Jorma Ollila, chairman of Nokia, the mobile phone maker, and oil major Royal Dutch Shell, said the Nordic style of capitalism was characterised by openness to globalisation balanced by strong government programmes to protect people from its excesses and an egalitarian education system.
In an interview with the Financial Times, Mr Ollila said: “What is the future of capitalism? In one way or other the answer is to solve these issues that the Nordic model does well. These are the ingredients. The Nordic model has a good bid [to be the best system]”.
His views carry weight as he is one of Europe’s leading businessmen after 15 years as chief executive of Nokia, which he turned from a struggling Finnish conglomerate into the world’s largest mobile phone maker. He is also head of the European Roundtable of Industrialists (ERT), a Who’s Who of nearly 50 of the most prominent business leaders on the continent.
He said Nordic politicians in the 1990s showed “a lot of wisdom” and did not resort to protectionism while taking risky decisions. Companies, including Nokia, restructured heavily and made themselves highly competitive, said Mr Ollila.
He expressed hopes that policymakers today would follow a similar path. “It would be very much on my wish list for Europe,” said Mr Ollila. “You don’t look at how good you are yourself but you look at the world as a whole.”
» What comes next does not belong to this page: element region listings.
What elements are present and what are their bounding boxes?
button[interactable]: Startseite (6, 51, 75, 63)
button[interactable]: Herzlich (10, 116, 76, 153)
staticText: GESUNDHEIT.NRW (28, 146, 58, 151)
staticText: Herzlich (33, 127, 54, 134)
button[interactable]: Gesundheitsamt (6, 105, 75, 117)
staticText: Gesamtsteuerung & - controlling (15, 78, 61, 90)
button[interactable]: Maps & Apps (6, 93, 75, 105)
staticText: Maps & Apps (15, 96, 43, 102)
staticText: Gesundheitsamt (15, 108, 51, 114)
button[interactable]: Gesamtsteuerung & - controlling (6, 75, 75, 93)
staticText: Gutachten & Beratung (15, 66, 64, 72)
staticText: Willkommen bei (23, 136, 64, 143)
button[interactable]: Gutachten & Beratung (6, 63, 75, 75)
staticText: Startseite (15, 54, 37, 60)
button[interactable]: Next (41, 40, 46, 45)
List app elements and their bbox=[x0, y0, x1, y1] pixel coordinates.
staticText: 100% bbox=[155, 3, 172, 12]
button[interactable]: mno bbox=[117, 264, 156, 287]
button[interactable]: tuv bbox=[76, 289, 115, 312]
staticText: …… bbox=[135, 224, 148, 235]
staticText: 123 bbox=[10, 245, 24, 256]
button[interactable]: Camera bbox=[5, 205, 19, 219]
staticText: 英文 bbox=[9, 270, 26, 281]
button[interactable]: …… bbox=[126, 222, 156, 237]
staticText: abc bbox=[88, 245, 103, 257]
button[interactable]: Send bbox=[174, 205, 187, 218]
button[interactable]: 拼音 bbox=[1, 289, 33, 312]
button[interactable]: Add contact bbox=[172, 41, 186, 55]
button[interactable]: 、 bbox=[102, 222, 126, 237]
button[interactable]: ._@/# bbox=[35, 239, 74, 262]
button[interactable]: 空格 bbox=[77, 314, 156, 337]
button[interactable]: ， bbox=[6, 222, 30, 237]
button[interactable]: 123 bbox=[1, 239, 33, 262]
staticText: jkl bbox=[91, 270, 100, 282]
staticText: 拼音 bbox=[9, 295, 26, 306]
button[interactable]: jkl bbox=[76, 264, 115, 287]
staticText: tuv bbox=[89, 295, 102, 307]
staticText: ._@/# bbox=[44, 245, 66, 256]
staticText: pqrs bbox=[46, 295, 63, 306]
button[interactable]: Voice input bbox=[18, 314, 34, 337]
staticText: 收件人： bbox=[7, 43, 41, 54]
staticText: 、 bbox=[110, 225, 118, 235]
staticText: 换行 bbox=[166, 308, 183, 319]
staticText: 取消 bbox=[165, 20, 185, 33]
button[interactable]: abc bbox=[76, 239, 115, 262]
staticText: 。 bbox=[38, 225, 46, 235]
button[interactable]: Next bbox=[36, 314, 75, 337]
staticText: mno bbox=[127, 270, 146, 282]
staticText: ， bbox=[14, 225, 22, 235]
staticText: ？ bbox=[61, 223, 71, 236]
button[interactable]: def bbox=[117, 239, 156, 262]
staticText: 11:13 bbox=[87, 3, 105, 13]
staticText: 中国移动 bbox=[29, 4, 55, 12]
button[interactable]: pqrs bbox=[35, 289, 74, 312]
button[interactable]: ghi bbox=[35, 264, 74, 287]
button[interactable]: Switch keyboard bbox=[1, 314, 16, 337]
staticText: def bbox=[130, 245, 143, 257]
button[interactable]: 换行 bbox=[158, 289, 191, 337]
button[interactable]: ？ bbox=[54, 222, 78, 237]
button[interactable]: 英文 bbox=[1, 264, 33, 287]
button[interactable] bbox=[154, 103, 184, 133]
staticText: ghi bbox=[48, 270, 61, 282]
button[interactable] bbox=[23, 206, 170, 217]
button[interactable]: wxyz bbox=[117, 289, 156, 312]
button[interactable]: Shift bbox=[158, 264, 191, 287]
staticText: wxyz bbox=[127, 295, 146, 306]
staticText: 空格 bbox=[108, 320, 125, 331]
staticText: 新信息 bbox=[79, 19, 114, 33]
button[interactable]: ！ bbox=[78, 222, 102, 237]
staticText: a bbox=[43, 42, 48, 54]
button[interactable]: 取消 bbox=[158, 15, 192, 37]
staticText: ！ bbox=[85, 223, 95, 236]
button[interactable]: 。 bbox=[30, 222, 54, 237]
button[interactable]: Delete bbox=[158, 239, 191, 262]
If politicians failed to resist protectionism, there was a “serious” chance that the world could slide into economic depression, he argued.
Government measures to solve the crisis had had little impact on the real economy as the situation had not improved since November, when the ERT first sounded the alarm on the desperate situation for many suppliers and customers of large industrial groups.
One of the biggest concerns of the ERT was the potential damage to globalisation and the European Union’s internal market. Mr Ollila said Nordic countries had learnt to share the risk of globalisation with the general public and show “social solidarity” with people affected by it: “As we have now seen, it is a risky proposition opening yourself up to globalisation.”